The verdict is in. NFL commissioner Rodger Goodell has suspended Steelers quarterback Ben Roethlisberger for the first six games of the 2010 season and ordered him to undergo a comprehensive behavioral evaluation.
This development will have wide-ranging consequences, even if Goodell decides to reduce the suspension to four games after taking the temperature of Roethlisberger’s progress before the season:
• On Roethlisberger: He was barred from participating in any more offseason activity with the Steelers until he completes the behavioral evaluation. Although Roethlisberger wasn’t charged after a 20-year-old college student accused him of sexually assaulting her in a Georgia nightclub on March 5, Goodell found him guilty of violating the league’s personal conduct policy.
This will hurt Roethlisberger in the wallet, too. He stands to lose close to $2.85 million in salary for next season if he misses six games.
• On the Steelers: Without the quarterback that helped lead them to two Super Bowl championships, they could struggle out of the gate. Although their first six games includes only one playoff team from the ’09 season (Baltimore), that early schedule may be more challenging than it looks.
The Steelers open at home against the Falcons, whose third-year quarterback Matt Ryan is one of the league’s rising stars. Their second game is on the road against the Titans, who made a late surge last season after Vince Young was reinstalled at quarterback. And Baltimore, their Week 4 opponent, is a division rival that is always tough.

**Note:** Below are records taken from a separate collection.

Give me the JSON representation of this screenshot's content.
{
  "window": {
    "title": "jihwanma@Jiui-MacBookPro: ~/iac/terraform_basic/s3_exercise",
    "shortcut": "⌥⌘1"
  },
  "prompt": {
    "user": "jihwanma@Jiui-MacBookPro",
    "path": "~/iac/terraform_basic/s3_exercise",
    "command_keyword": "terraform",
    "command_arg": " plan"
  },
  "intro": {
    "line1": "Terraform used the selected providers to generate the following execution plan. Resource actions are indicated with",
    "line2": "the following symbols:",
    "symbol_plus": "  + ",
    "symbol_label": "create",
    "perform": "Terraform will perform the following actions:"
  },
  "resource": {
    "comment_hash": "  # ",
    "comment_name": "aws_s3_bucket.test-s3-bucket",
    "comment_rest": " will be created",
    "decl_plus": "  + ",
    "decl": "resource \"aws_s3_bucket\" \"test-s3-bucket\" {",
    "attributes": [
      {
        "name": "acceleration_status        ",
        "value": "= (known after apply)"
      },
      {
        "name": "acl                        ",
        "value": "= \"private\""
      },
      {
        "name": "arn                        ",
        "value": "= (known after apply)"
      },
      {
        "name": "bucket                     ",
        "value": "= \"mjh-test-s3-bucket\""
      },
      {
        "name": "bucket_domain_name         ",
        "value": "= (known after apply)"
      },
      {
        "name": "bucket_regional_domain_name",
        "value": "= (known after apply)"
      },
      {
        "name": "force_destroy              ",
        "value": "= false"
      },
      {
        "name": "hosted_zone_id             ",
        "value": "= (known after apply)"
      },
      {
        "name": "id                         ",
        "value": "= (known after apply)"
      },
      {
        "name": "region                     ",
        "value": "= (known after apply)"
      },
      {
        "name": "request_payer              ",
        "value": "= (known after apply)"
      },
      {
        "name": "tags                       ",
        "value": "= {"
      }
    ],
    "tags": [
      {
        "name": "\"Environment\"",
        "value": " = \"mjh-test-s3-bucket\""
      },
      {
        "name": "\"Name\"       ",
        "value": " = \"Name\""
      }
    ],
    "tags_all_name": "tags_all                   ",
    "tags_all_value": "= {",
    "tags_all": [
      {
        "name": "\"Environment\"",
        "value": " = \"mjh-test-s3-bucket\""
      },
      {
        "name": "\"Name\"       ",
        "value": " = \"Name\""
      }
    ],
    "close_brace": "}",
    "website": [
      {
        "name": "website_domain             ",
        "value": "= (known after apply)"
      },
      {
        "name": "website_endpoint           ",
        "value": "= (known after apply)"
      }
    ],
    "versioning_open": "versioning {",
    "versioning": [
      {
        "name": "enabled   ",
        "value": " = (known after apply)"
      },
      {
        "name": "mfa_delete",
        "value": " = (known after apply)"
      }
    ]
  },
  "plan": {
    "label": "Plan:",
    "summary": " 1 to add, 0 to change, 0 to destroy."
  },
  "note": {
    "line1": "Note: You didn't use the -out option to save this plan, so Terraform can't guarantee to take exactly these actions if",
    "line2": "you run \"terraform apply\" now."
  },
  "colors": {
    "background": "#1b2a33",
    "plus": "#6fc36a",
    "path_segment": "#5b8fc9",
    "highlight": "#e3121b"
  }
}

• On Roethlisberger’s backup: The Steelers already had Charlie Batch and Dennis Dixon on their roster before acquiring Byron Leftwich from Tampa Bay for a seventh-round draft pick on Tuesday night. Although Batch has started in place of Roethlisberger before and Dixon started a game last year in his second season, Leftwich likely will get the call to start the 2010 season.
Leftwich backed up Roethlisberger in 2008, when he completed 21 of 36 passes for 303 yards and two touchdowns in five games. He is familiar with the Steelers offensive system and most of the personnel, and he’s the best candidate to step in as the starter until Roethlisberger returns.
• On Roethlisberger’s advocacy: Although his teammates have outwardly expressed support for their quarterback, they may be starting to get weary of all the off-field distractions. First, there was the motorcycle accident in which Roethlisberger suffered serious injuries. Then, there was a similar assault accusation made against him last year by a woman who worked at a casino in Nevada.
• And what about Steeler Nation? Most Pittsburgh fans put the team first. They aren’t likely to support a player — premier quarterback or not — whose behavior continues to taint the franchise. Don’t be surprised if Big Ben gets a cold reception when he returns, whether it’s five or seven weeks into the season.